Tax on Mutual Funds in India
Investing in mutual funds is a popular way for individuals in India to grow their wealth. However, it is important for investors to understand the tax implications of investing in mutual funds. In this article, we will discuss the various taxes on mutual funds in India.
Short-term capital gains tax
If an investor sells mutual fund units before holding them for one year, any profit made on the sale will be considered short-term capital gains and will be taxed at a rate of 15%. This tax is applicable to all types of mutual funds, including equity funds, debt funds, and hybrid funds.
Long-term capital gains tax
If an investor holds mutual fund units for more than one year before selling them, any profit made on the sale will be considered long-term capital gains. For equity funds, long-term capital gains tax is levied at a rate of 10% for gains above Rs. 1 lakh. For debt funds, long-term capital gains tax is levied at a rate of 20% with indexation benefits.

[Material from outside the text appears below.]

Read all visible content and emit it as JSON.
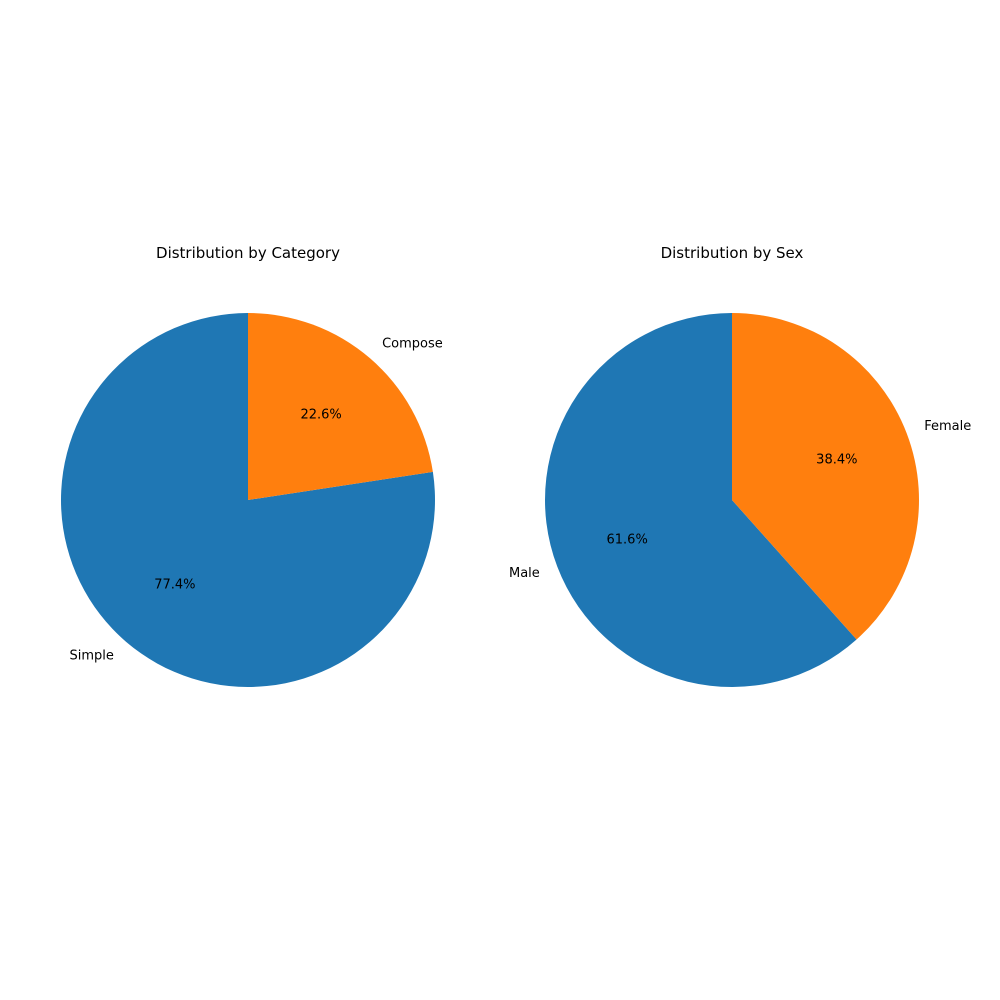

Dividend distribution tax:
If a mutual fund declares dividends, it is required to pay dividend distribution tax (DDT) before distributing the dividends to investors. For equity funds, DDT is levied at a rate of 10% plus surcharge and cess. For debt funds, DDT is levied at a rate of 25% plus surcharge and cess.

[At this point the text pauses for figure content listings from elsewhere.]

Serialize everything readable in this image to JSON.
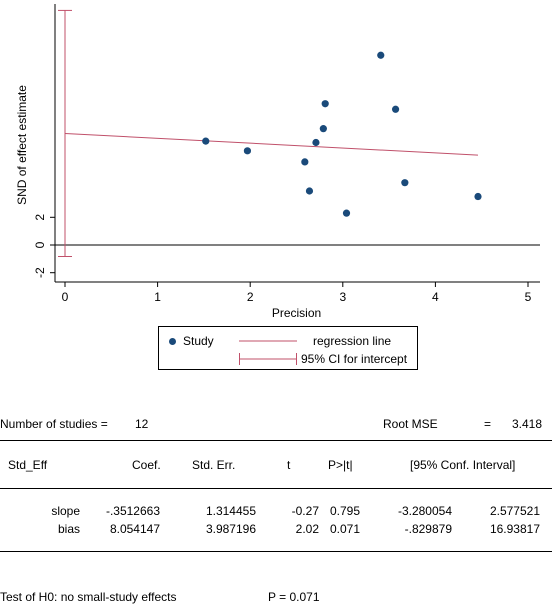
{
  "chart_data": {
    "type": "scatter",
    "xlabel": "Precision",
    "ylabel": "SND of effect estimate",
    "xlim": [
      0,
      5
    ],
    "xticks": [
      "0",
      "1",
      "2",
      "3",
      "4",
      "5"
    ],
    "yticks": [
      "-2",
      "0",
      "2"
    ],
    "points": [
      {
        "x": 1.52,
        "y": 7.5
      },
      {
        "x": 1.97,
        "y": 6.8
      },
      {
        "x": 2.59,
        "y": 6.0
      },
      {
        "x": 2.64,
        "y": 3.9
      },
      {
        "x": 2.71,
        "y": 7.4
      },
      {
        "x": 2.79,
        "y": 8.4
      },
      {
        "x": 2.81,
        "y": 10.2
      },
      {
        "x": 3.04,
        "y": 2.3
      },
      {
        "x": 3.41,
        "y": 13.7
      },
      {
        "x": 3.57,
        "y": 9.8
      },
      {
        "x": 3.67,
        "y": 4.5
      },
      {
        "x": 4.46,
        "y": 3.5
      }
    ],
    "regression": {
      "intercept": 8.054147,
      "slope": -0.3512663,
      "x_end": 4.46
    },
    "ci_intercept": [
      -0.829879,
      16.93817
    ],
    "legend": [
      "Study",
      "regression line",
      "95% CI for intercept"
    ],
    "colors": {
      "points": "#1a4a7a",
      "line": "#c0506a",
      "axis": "#000000"
    }
  },
  "output": {
    "n_label": "Number of studies =",
    "n_value": "12",
    "rmse_label": "Root MSE",
    "rmse_eq": "=",
    "rmse_value": "3.418",
    "headers": [
      "Std_Eff",
      "Coef.",
      "Std. Err.",
      "t",
      "P>|t|",
      "[95% Conf. Interval]"
    ],
    "rows": [
      {
        "name": "slope",
        "coef": "-.3512663",
        "se": "1.314455",
        "t": "-0.27",
        "p": "0.795",
        "lo": "-3.280054",
        "hi": "2.577521"
      },
      {
        "name": "bias",
        "coef": "8.054147",
        "se": "3.987196",
        "t": "2.02",
        "p": "0.071",
        "lo": "-.829879",
        "hi": "16.93817"
      }
    ],
    "test_label": "Test of H0: no small-study effects",
    "test_p": "P = 0.071"
  }
}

Securities transaction tax
When an investor buys or sells mutual fund units on the stock exchange, securities transaction tax (STT) is levied on the transaction value. The rate of STT for equity mutual funds is 0.1% of the transaction value, while for debt mutual funds, it is 0.001% of the transaction value.
Capital gains tax on switch
If an investor switches from one mutual fund scheme to another, any gains made on the switch will be subject to capital gains tax. However, there is an exception for switch transactions between schemes of the same mutual fund house, which are exempt from capital gains tax.
Tax-saving mutual funds
Investments in tax-saving mutual funds, also known as Equity Linked Saving Schemes (ELSS), are eligible for tax deductions under Section 80C of the Income Tax Act. Investments in ELSS funds up to Rs. 1.5 lakh in a financial year are eligible for deductions under Section 80C.

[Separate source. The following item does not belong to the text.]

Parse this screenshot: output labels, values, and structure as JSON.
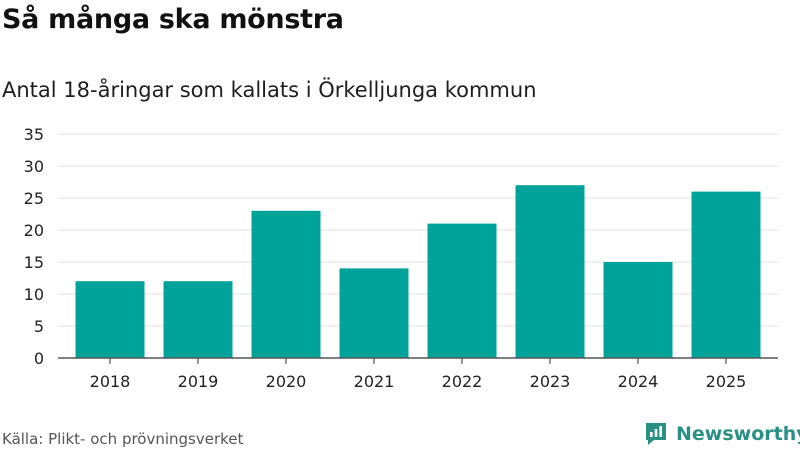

Investing in mutual funds can have tax implications that investors in India should be aware of. Understanding the various taxes on mutual funds can help investors to make informed investment decisions and maximize their returns while minimizing their tax liabilities. It is always advisable to consult a tax professional or a financial advisor for personalized advice on mutual fund investments and tax planning.